Need guidance in integrating Custom Unreal Avatars with Convai via Pixel Streaming

Hi Convai team,

We’re currently integrating a custom avatar pipeline using Unreal Engine, and we’re planning to utilize Pixel Streaming to display our AI avatar on a frontend web application.

Here’s a quick summary of our setup and the questions we have:

:wrench: Our Setup

  • Avatar is built in Unreal Engine and deployed via Convai.
  • We require audio-visual synchronization between the avatar’s animation and AI-generated speech.
  • The frontend application needs to stream the avatar (real-time), preferably via Unreal Pixel Streaming.

:red_question_mark:Key Questions

  1. What is the recommended method to stream a Convai-deployed avatar (with synced audio and animation) to a React or Vite frontend?

    • Should we host the Unreal client locally and use Pixel Streaming directly?
    • Or should we rely entirely on Convai’s streaming endpoint if the avatar is hosted on your infrastructure?
  2. Can we upload our own custom avatars (e.g., .glb files or MetaHuman models) directly into Convai’s system for use with their AI models and animation pipeline?

    • If so, what’s the best practice for deployment—via Convai or Unreal Engine?
  3. What are the necessary components or services required to deploy Pixel Streaming in production from an Unreal project that uses Convai?

    • Signal server setup, media servers, firewall rules, etc.
    • Is there a reference deployment architecture you recommend?
  4. For real-time syncing of voice and facial animation, does Convai handle both audio synthesis and animation control, or do we need to separately trigger animation sequences inside Unreal based on TTS input?

  5. What’s the best way to integrate user input (e.g., text or microphone input from the browser) into the streaming avatar’s conversational loop?

    • Any sample integrations or frontend SDKs available?
  6. Are there any bandwidth, latency, or GPU requirements we should plan for when using Convai + Unreal Pixel Streaming at scale?

  7. Is there a roadmap for supporting other streaming technologies (e.g., WebRTC directly without Unreal client dependency) for rendering avatars?

  8. We need the User’s input (whatever user talking with avatar ) to send to the backend server to process further.

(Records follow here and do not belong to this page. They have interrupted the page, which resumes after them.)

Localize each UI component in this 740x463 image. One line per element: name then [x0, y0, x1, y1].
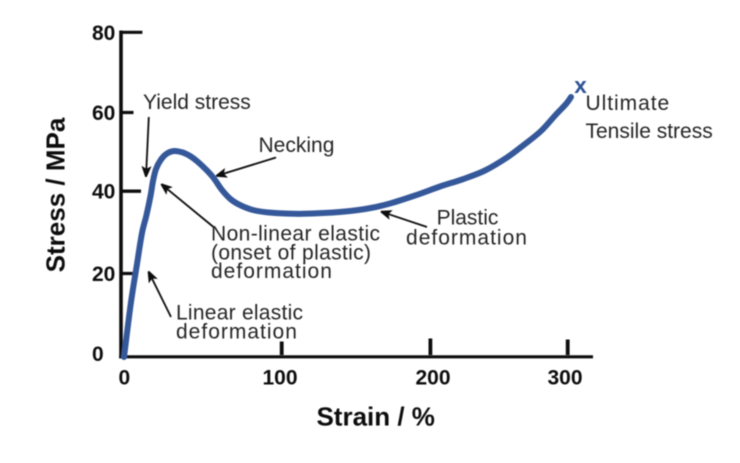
- svg-text:0: 0: [92, 343, 104, 366]
- svg-text:deformation: deformation: [406, 226, 528, 249]
- svg-text:Necking: Necking: [259, 134, 335, 157]
- svg-text:(onset of plastic): (onset of plastic): [211, 241, 371, 264]
- svg-text:200: 200: [415, 367, 450, 390]
- svg-text:x: x: [574, 73, 587, 98]
- svg-text:deformation: deformation: [211, 260, 333, 283]
- svg-text:Stress / MPa: Stress / MPa: [41, 117, 71, 272]
- svg-text:80: 80: [92, 22, 115, 45]
- svg-text:Non-linear elastic: Non-linear elastic: [211, 223, 380, 246]
- svg-text:Tensile stress: Tensile stress: [586, 120, 713, 143]
- svg-text:20: 20: [92, 263, 115, 286]
- svg-text:deformation: deformation: [176, 320, 298, 343]
- svg-text:Linear elastic: Linear elastic: [176, 302, 303, 325]
- svg-text:40: 40: [92, 181, 115, 204]
- svg-text:Strain / %: Strain / %: [316, 402, 434, 432]
- svg-text:0: 0: [119, 367, 131, 390]
- svg-text:100: 100: [262, 367, 297, 390]
- svg-text:60: 60: [92, 102, 115, 125]
- svg-text:Ultimate: Ultimate: [586, 92, 671, 115]
- svg-text:Yield stress: Yield stress: [143, 91, 251, 114]
- svg-text:300: 300: [547, 367, 582, 390]
- svg-text:Plastic: Plastic: [437, 207, 499, 230]
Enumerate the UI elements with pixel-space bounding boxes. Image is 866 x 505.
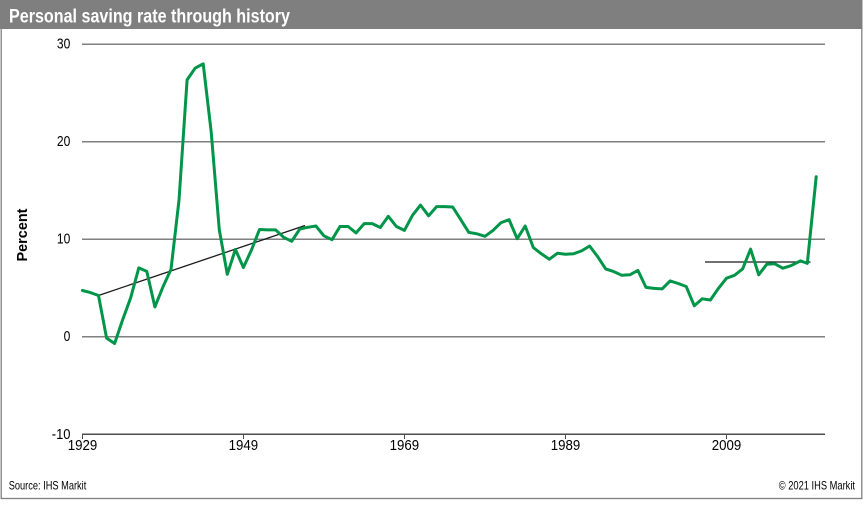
svg-text:Source: IHS Markit: Source: IHS Markit (9, 479, 87, 493)
svg-text:Percent: Percent (14, 208, 31, 261)
svg-text:-10: -10 (52, 426, 71, 443)
svg-text:1929: 1929 (68, 437, 98, 454)
svg-text:0: 0 (64, 328, 71, 345)
svg-text:1949: 1949 (229, 437, 259, 454)
svg-text:© 2021 IHS Markit: © 2021 IHS Markit (779, 479, 856, 493)
svg-text:30: 30 (57, 36, 70, 53)
svg-text:1969: 1969 (390, 437, 420, 454)
svg-text:10: 10 (57, 230, 70, 247)
svg-text:Personal saving rate through h: Personal saving rate through history (9, 5, 290, 27)
svg-text:2009: 2009 (712, 437, 742, 454)
svg-text:1989: 1989 (551, 437, 581, 454)
svg-text:20: 20 (57, 133, 70, 150)
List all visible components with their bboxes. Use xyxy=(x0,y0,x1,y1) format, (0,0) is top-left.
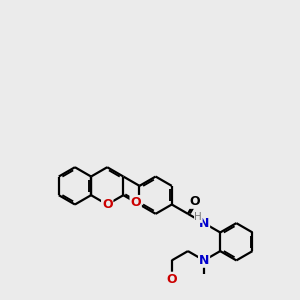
Text: N: N xyxy=(199,254,209,267)
Text: H: H xyxy=(194,212,202,222)
Text: O: O xyxy=(190,195,200,208)
Text: O: O xyxy=(102,198,112,211)
Text: O: O xyxy=(130,196,141,209)
Text: N: N xyxy=(199,217,209,230)
Text: O: O xyxy=(167,273,177,286)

Is this possible if our server is hosted on Convai’s server or Unreal Client hosted on cloud? If yes, please guide us in right direction.

Looking forward to your guidance or any relevant documentation or code samples.

Thanks in advance!
— Shubham

Hello @Shubham_Vaidya,

Welcome to the Convai Developer Forum!

Thanks for reaching out and for providing such a detailed overview of your setup and questions!

Here are some clarifications:

  1. You are free to use your own Pixel Streaming setup. If you’d prefer to use Convai’s infrastructure, please schedule a call with our sales team: https://calendly.com/convai-intro/hi

  2. Yes, you will soon be able to upload custom avatars directly into Avatar Studio. This feature is currently in development and will be released shortly.

  3. If you host Pixel Streaming yourself, Unreal Engine’s general documentation and architecture will apply. Convai handles the backend if you use our streaming solution.

  4. Audio and facial animation synchronization is handled automatically by Convai’s SDK. You do not need to trigger animations manually.

  5. If you’re using our Unreal Engine SDK, we’ve already taken care of this part.

  6. Performance requirements will vary depending on your specific deployment and scale.

  7. I don’t understand this question.

  8. Yes, it is possible.


To summarize, for a streamlined setup we highly recommend exploring Avatar Studio and Embed Experience. These allow you to get started within minutes and offer extensive customization options for your character and experience.

If you’re interested in learning more or tailoring a solution to your specific project needs, feel free to schedule a call with our sales team here:
https://calendly.com/convai-intro/hi

You can also watch our overview video on the Embed Experience:
https://youtu.be/8myRcmAe-6o

If you prefer to manage your own Pixel Streaming infrastructure, that is entirely up to you. However, please note that we do not provide technical support for third-party Pixel Streaming deployments. For guidance, we recommend referring to external Unreal Engine resources.

Convai-specific integration details for Pixel Streaming are available here:
https://docs.convai.com/api-docs/plugins-and-integrations/unreal-engine/guides/integration-with-pixel-streaming

Lastly, features like emotion handling, lipsync, and user inputs are fully supported by the Convai Unreal SDK by default, no extra configuration is required.

Let us know if you need any further assistance!